Let $f:R \to (R,U^{'})$ be a mapping defined by: $f(x)$ =0 if $x\in Q$ and $f(x)$ = 1 if $x\in Q^{c}$. Find the uniform structure induced by $f$ , if $ (R,U^{'}) $ is uniform space induced by pseudo metric (discrete uniform space , indiscrete uniform space)?
Where $U_d=\{v\subseteq X\times X : v_\epsilon \subseteq v\} $ and $ v_\epsilon =\{(x,y)\in X \times X: d(x,y)< \epsilon \} $ is uniformity induced by pseudo metric, $U=\{v\subseteq X\times X : id_{x} \subseteq v\}$ is discrete uniform structure and $U=\{X\times X\}$ is indiscrete uniform structure.
It suffices to consider a base for the codomain uniformity $\mathcal{U}'$ and find all sets $f \times f)^{-1}[U]$ for $U$ in that base, and we get a base for the induced uniformity $\mathcal{U}$ on $\Bbb R$.
For the indiscrete uniformity we only have to consider $U=\Bbb R^2$, with inverse image $\Bbb R^2$ as well, so we also get the indiscrete uniformity on the domain. $f$ doesn't have much influence.

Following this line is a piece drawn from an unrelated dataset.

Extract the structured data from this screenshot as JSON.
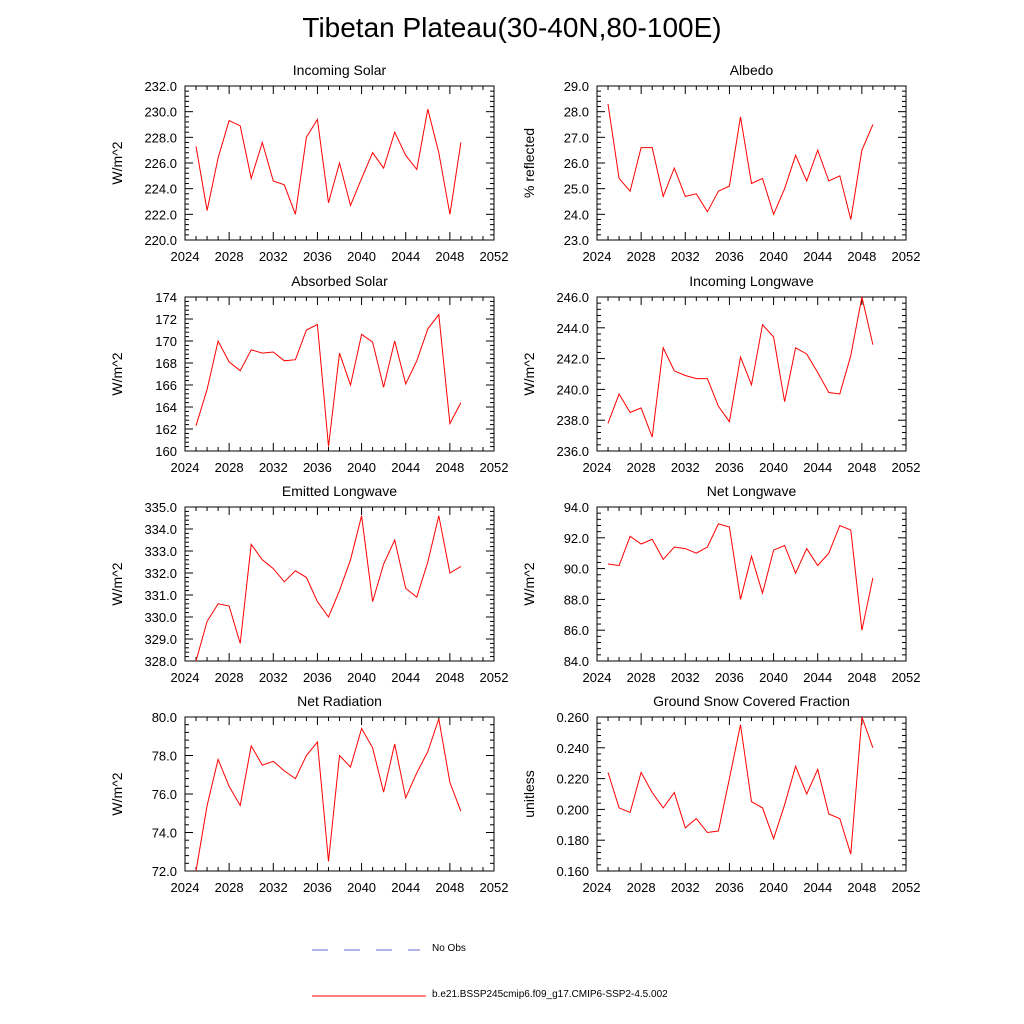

For the discrete uniformity we can pick a one set base $\Delta_{\Bbb R}$ and then $$(f \times f)^{-1}[\Delta_{\Bbb R}]=\{(x,x') \in \Bbb R^2: f(x)=f(x')\}= \Bbb Q^2 \cup \Bbb P^2$$ where $\Bbb P$ stands for the set of irrationals.
So this induces the uniformity $\{A \subseteq \Bbb R^2: \Bbb Q^2 \cup \Bbb P^2 \subseteq A\}$.
Something similar holds for the metric uniformity generated by all $v_\epsilon$, with $\epsilon < 1$ WLOG. There $(f(x),f(x')) < \epsilon$ iff $f(x)=f(x')$ too, so all their inverse images are also $\Bbb Q^2 \cup \Bbb P^2$ and we get the same uniformity as the previous one.